Early to talk about Russia's withdrawal from Baikonur
Azerbaijan, Baku, Dec. 12 /Trend/
Elena Kosolapova, Trend commentator
Kazakh, Russian and foreign press spread the information with big headlines concerning Kazakh Baikonur cosmodrome. The media predicts the withdrawal of Russia from the Baikonur cosmodrome and even forecasted the country that can replace it.
Such rumors have appeared after the statement of head of the Kazakh National Space Agency Kazkosmos Talgat Musabayev that Kazakhstan and Russia are considering the development of a new agreement on the use of the Baikonur complex, which provides a phased withdrawal from the lease relations.
However, it is early to make such statements based on existing bilateral agreements, under which the lease of the Baikonur complex expires in 2050, as well as on the state of space activity of the two countries.
At present the termination of tenancy is unprofitable for both countries, as Kazakhstan does not have the necessary experience to manage Baikonur, while Russia has no alternative sites.
The development of space activities in Kazakhstan began only in 2005 - 2007, when the government adopted the first state program on development of space activities. The first state agency responsible for space activities (Kazkosmos) was established in Kazakhstan in 2007. The legal framework for space activities was first legislated in Kazakhstan in early 2011, when the law 'On space activities' was adopted.
Kazakhstan is interested in the presence of foreign skilled professionals in Baikonur due to short history of space science development in the country. As an independent country Kazakhstan can and will certainly attract not only Russian experts. In particular, Kazakhstan intends to cooperate with Europe's leading space company EADS Astrium to create a full-fledged space industry, Talgat Musabayev said. However Baikonur is primarily designed for operation of the Russian space technology. In addition the site is already somewhat outdated, and its modernization will cost billions. Thus, if Russia withdraws from the Baikonur, it is unlikely that there will be many countries, willing to take its place.

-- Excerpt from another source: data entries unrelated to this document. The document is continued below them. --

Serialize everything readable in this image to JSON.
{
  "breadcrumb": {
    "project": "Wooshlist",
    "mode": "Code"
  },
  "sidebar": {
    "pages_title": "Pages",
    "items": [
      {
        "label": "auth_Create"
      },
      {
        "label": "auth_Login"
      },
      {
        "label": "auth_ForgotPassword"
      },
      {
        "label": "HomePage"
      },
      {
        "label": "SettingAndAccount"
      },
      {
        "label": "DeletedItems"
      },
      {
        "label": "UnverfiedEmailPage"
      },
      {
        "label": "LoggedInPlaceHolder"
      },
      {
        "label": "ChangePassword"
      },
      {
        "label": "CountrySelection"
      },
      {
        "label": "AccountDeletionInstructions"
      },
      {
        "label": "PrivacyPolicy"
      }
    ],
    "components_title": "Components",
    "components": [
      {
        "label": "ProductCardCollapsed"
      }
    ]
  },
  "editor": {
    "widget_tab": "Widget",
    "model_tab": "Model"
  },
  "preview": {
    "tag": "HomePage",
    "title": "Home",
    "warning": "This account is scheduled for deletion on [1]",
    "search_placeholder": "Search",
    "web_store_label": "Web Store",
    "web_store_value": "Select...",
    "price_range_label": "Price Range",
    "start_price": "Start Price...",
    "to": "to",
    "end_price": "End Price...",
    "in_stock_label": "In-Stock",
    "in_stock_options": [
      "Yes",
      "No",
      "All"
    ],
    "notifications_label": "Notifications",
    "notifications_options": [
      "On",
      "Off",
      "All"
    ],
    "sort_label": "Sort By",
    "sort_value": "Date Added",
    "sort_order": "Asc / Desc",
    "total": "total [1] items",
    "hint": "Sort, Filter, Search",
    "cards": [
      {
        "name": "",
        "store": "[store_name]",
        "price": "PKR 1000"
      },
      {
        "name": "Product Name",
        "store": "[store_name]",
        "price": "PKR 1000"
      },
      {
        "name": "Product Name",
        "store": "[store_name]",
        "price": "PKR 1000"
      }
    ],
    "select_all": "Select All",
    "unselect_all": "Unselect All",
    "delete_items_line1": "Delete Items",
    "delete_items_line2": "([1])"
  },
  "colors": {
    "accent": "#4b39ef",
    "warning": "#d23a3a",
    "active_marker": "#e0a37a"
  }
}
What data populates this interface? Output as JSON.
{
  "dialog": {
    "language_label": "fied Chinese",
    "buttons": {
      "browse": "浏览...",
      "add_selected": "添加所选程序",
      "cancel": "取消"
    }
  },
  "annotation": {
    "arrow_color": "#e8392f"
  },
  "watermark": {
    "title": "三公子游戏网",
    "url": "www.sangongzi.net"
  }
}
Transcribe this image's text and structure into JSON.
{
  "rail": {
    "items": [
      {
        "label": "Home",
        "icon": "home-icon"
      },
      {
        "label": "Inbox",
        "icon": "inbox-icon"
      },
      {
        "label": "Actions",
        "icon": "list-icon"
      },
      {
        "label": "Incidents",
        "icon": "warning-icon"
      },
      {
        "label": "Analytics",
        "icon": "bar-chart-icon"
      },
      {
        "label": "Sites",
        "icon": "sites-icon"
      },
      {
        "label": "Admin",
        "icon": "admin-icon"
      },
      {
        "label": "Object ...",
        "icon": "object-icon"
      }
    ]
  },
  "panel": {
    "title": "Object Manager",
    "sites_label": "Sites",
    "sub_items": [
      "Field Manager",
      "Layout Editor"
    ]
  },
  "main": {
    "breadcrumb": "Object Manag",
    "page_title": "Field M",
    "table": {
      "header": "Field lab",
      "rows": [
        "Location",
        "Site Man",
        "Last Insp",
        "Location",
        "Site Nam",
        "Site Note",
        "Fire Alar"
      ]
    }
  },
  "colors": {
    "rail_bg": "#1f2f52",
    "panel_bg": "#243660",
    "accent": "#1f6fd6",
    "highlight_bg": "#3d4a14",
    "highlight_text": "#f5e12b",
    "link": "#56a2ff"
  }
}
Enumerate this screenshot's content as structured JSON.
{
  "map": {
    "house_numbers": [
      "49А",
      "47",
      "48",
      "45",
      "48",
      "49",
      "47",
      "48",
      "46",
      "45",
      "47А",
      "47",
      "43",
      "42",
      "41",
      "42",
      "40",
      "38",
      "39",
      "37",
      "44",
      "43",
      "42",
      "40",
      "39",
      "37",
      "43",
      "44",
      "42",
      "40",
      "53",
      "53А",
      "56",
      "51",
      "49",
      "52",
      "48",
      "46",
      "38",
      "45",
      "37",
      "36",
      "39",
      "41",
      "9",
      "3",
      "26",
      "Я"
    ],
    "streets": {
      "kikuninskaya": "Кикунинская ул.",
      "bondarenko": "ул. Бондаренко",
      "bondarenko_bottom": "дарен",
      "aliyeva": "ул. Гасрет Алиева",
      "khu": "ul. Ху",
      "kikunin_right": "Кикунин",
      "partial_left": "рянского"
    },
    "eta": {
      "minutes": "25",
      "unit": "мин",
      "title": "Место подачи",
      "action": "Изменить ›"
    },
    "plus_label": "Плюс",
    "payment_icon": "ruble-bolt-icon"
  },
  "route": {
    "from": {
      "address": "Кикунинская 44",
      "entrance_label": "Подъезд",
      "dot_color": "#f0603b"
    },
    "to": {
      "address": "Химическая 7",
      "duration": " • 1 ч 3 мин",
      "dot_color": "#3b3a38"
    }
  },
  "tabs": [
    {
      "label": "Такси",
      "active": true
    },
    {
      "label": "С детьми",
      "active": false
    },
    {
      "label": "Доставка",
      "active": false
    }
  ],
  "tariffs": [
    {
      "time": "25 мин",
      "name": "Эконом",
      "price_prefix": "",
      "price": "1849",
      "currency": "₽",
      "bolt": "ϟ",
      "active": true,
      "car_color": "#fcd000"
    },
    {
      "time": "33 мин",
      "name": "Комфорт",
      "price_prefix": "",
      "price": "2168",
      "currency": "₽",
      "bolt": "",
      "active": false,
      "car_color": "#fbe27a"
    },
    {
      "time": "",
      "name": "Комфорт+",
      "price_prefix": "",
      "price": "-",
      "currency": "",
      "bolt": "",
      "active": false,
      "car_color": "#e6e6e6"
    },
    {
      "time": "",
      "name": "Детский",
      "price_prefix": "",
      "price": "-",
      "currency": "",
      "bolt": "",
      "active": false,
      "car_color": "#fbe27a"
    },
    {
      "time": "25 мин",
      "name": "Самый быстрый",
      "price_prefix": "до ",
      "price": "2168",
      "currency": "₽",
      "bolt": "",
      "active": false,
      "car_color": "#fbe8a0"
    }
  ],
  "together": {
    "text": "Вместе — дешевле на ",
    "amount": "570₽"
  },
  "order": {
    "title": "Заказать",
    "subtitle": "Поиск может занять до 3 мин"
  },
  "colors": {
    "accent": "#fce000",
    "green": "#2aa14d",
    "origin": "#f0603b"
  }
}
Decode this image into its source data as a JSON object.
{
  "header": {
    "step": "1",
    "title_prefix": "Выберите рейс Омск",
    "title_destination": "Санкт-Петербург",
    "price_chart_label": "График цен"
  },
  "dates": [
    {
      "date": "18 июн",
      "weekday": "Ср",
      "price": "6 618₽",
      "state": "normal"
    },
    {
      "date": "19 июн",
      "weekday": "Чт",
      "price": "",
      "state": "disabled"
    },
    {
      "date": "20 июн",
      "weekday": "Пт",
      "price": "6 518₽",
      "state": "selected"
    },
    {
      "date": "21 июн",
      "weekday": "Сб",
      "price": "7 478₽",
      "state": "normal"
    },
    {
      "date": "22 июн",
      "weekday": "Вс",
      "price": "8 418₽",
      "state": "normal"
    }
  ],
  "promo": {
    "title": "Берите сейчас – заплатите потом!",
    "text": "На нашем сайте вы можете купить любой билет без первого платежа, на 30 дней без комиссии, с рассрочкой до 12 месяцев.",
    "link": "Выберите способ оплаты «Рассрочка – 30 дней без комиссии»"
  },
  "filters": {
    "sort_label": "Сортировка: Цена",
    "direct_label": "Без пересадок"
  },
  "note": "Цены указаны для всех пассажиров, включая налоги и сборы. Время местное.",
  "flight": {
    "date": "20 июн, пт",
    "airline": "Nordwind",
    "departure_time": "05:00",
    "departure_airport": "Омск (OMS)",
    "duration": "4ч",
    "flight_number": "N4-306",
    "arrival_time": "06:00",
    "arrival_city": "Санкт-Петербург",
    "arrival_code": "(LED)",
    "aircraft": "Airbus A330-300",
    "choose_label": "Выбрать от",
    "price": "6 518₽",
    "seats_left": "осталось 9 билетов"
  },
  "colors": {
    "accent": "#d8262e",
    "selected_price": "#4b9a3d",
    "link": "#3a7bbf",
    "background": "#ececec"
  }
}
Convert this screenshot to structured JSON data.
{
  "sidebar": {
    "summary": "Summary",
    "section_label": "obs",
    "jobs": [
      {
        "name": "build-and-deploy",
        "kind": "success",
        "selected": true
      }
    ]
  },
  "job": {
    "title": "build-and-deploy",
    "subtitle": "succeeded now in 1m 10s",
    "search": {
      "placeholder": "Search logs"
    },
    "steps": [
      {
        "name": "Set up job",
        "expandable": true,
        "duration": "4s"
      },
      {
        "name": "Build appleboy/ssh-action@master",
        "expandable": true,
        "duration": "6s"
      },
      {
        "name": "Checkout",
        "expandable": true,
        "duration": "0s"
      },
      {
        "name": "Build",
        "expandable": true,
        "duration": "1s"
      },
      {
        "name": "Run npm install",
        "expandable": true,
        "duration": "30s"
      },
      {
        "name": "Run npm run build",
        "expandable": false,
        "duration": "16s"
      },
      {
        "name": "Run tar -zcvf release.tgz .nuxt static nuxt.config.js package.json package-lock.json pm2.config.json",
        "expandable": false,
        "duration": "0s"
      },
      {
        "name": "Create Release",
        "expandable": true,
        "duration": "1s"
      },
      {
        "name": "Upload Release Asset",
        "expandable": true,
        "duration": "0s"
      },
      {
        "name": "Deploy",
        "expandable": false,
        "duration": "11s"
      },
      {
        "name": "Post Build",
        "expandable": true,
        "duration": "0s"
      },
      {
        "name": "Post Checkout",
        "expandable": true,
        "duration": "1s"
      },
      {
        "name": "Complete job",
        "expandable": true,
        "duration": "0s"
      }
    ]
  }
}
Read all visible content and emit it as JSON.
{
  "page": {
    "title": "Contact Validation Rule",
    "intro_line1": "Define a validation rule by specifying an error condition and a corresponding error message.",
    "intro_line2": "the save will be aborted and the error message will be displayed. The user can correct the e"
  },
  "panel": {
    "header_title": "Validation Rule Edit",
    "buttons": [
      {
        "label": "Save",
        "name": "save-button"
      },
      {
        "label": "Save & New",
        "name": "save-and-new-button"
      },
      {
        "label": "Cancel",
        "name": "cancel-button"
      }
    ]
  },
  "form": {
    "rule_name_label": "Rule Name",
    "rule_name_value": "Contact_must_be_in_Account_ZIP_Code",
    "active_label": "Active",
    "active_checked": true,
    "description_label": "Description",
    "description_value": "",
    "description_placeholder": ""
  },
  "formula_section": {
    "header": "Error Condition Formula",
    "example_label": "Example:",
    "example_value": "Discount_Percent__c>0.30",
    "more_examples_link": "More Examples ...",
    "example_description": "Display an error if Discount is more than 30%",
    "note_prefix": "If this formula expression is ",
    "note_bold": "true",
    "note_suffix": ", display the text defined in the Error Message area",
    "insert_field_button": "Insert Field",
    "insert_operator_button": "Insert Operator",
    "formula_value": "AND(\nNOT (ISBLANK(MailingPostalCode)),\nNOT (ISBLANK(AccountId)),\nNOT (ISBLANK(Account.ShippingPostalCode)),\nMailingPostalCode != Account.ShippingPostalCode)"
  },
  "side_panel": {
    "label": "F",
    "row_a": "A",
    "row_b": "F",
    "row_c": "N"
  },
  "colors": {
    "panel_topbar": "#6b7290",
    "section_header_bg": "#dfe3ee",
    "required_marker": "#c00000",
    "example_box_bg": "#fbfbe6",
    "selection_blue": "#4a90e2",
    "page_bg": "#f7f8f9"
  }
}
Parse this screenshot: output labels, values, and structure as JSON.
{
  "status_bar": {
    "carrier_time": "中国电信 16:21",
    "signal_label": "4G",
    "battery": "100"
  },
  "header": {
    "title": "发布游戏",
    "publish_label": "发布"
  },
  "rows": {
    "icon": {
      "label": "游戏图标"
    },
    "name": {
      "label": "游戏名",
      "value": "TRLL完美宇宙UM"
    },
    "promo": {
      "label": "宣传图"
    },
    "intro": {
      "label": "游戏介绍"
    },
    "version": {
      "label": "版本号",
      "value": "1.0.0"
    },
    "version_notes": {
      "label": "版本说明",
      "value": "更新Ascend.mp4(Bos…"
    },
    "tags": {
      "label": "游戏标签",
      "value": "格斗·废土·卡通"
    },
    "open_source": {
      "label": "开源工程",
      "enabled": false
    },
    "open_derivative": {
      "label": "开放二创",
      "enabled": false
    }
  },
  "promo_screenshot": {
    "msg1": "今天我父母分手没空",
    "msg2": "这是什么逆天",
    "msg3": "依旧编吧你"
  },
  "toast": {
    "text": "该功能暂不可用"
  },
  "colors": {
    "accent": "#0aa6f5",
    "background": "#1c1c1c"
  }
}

At the same time Kazakhstan understands that Russia will be less interested in Baikonur and will be less willing to invest in its development in connection with the construction of a new cosmodrome Vostochniy on its own territory. In particular, the sides have been discussing the construction of launch pad for a new Russian missile Angara - Baiterek for a long time, but can not agree on the project financing.
It is possible that the day will come when Russia will withdraw from Baikonur on its own accord. By the expiry of the Baikonur lease (2050), this situation is quite real.
By that time, Russia will be able to implement its space programmes at the new cosmodrome. However partial transfer of spacecraft launches from Baikonur to Vostochniy will begin much earlier. According to the plans, the first launch of the carrier rocket from Vostochniy cosmodrome is planned for late 2015 and the first launch of a manned spacecraft - for 2018.
It is therefore logical that Kazakhstan is already starting to think how to manage the work of the vast complex in the future. Transfer of work is impossible in regard to such ambitious targets as Baikonur. This is why the process of Russia's full or partial withdrawal from the management of Baikonur may drag on for years, and, perhaps, decades.
"The possibility of withdrawal from Baikonur, which can be transferred to the jurisdiction of Kazakhstan, is currently discussed. However, we are not saying that we will terminate the lease, it can not be done all at once, this would lead to a trouble," Talgat Musabayev said.
He did not specify the time of lease termination, as the process could last till 2050.
At the moment, it is difficult to predict whether the lease of Baikonur will be extended after the expiry of the acting contract. However, Kazakhstan's initiatives aimed at the development of space science in the country suggest that by that time Kazakhstan will be able to manage Baikonur on its own. Thus, the decision on extension of the lease will likely depend on the political and economic situation in Russia and Kazakhstan at the time.